[MD] Babylonian intellectuals

david buchanan dmbuchanan at hotmail.com
Sat Jul 17 16:16:46 PDT 2010


Arlo said to Bo:
Would you say the mathematics of the Babylonians and Egyptians were "social patterns"? Do you think modern mathematics is a "social pattern"? Can you point to the differentiating features of these mathematics that would indicate one being "social" and the other being "intellectual"? Also, there is evidence that several ancient (pre-Greek) cultures were able to mathematically and astronomically predict and describe precession. Would you say these precessional calculations and modellings were "social patterns"?


dmb says:

Their calculations were impressive and remarkably accurate but I still think there is a difference between Egyptian mathematicians and what we'd call intellectual. Those mathematicians were priests, actually, and math was something like an elite form of spiritual knowledge. Their calculations were not about scientific accuracy but ritualistic precision and a good harvest. River and stars were gods back then. Also these calculations were based on observations and were relatively concrete. By our standards it was just geometry and some fancy counting. Not that we're any smarter, but we live with a much greater degree of abstraction. I can see how it could be tempting to project that onto them, especially when their mathematical achievements are taken out of their religious context, but their highest priest probably didn't know much more than a fifth grader. Well okay, let's say a really, really smart fifth grader. 

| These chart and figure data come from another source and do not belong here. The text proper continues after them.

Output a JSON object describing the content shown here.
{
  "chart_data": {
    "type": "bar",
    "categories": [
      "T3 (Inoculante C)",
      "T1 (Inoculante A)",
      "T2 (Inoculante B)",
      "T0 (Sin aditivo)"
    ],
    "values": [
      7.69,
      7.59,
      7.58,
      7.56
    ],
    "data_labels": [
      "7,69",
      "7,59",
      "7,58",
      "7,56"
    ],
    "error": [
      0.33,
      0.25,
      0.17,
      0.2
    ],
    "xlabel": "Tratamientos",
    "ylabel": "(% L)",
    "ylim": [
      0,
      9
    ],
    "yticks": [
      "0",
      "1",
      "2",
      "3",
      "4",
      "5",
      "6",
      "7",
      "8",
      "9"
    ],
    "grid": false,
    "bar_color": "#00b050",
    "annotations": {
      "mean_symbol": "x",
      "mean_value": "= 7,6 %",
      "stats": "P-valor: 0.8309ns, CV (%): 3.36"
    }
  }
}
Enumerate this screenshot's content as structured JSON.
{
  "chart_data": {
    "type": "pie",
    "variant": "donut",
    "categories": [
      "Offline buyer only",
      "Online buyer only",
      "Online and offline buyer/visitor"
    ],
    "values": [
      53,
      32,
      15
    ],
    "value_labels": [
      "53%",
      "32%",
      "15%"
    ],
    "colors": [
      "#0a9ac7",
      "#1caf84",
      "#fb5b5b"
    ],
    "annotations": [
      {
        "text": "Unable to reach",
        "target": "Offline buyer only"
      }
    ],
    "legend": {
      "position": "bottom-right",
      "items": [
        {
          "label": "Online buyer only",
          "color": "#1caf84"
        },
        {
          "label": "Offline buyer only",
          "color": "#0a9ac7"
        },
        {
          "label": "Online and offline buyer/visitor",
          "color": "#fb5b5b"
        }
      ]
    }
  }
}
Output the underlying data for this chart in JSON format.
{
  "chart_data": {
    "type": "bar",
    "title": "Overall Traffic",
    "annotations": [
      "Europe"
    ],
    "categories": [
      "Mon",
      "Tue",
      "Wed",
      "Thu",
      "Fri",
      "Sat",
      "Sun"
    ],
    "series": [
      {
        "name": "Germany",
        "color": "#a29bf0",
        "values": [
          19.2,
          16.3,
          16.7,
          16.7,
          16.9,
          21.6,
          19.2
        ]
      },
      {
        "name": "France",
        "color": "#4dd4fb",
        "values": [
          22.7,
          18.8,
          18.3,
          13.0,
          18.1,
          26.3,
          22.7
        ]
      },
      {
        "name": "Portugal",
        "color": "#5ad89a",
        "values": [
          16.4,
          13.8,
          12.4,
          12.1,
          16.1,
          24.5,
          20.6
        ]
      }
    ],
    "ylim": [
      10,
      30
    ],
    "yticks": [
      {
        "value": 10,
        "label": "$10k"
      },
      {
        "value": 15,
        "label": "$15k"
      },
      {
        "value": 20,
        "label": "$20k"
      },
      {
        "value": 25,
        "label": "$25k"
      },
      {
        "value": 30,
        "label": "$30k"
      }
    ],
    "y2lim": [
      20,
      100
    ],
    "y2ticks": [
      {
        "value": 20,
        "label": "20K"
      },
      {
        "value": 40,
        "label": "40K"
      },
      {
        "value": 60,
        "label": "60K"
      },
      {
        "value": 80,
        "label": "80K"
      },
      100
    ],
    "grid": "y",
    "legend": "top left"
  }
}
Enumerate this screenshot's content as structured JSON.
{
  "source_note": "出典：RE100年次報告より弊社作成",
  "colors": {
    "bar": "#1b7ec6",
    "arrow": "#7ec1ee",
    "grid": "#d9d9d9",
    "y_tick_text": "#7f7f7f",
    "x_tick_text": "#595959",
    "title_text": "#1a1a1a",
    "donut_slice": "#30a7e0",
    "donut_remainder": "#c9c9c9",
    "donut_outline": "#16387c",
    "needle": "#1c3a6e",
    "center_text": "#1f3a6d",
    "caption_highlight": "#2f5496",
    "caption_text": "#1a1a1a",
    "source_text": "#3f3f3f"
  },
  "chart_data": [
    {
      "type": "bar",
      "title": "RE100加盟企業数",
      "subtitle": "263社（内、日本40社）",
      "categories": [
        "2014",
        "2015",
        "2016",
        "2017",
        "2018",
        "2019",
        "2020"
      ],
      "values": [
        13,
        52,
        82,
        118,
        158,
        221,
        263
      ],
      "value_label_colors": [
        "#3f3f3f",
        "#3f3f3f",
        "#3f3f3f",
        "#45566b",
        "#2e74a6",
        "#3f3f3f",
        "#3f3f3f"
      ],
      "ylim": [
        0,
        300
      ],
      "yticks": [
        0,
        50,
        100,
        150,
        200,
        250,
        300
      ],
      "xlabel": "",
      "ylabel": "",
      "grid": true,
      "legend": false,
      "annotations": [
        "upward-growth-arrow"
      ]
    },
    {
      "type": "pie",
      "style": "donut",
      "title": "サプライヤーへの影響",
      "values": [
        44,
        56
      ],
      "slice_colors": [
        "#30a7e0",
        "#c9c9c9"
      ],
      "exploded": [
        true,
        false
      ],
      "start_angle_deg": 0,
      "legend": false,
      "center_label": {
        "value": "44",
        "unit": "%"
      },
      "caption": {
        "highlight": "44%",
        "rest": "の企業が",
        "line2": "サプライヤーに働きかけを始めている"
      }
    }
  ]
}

You can literally see how writing becomes increasingly abstract as it evolves through time. I mean, if you put the symbols in a row you can see, for example, how a picture of a cow gets simpler and simpler until it can no longer be called a representation but a symbol, an abstract symbol. Interestingly, in the West this is how letters were born, rather than words. Now each symbol stands for a sound rather than a thing and you learn to decode all this very quickly, as you're doing now. It's all pretty damn abstract and we just take it for granted. Looking back at school exams and such, we can even see that the level of abstraction has changed in the last one hundred years. Wonder what the literacy rate was in Babylon? Outside of accountant-priests, I'll bet it was nearly zero. 

I don't know how to draw the line, exactly, but the social level can USE symbols but intellect is more like the ability to manipulate the symbols themselves, to do skilled work with the symbols themselves. It seems to me that the level of abstraction is key to the difference between social and intellectual levels. That is in terms of the quality of intelligence or thinking itself. But historically speaking, it's also a matter of which values are in charge, which are the dominate values in any given culture. In the case of ancient Egypt, mathematical knowledge was a rare secret. It was woven into the context of their religious beliefs and was used to serve social level values. 

Fast forward to the time of Plato, and you start to see speculation about what was eternal in the world, in the affairs of men. You see questions like "what is justice?" and "what is beauty?" "Truth" and the "best way to live" was now something to wonder about rather than inherit. I think it happened because the ancient world got small. A single person could see and know the Gods and languages of several cultures. And compare them. Thought itself becomes an object of study, then abstract conceptual tools are developed for that task. The complaints about scientific objectivity in ZAMM seem to be about way too much abstraction, the kind where you kinda lose touch.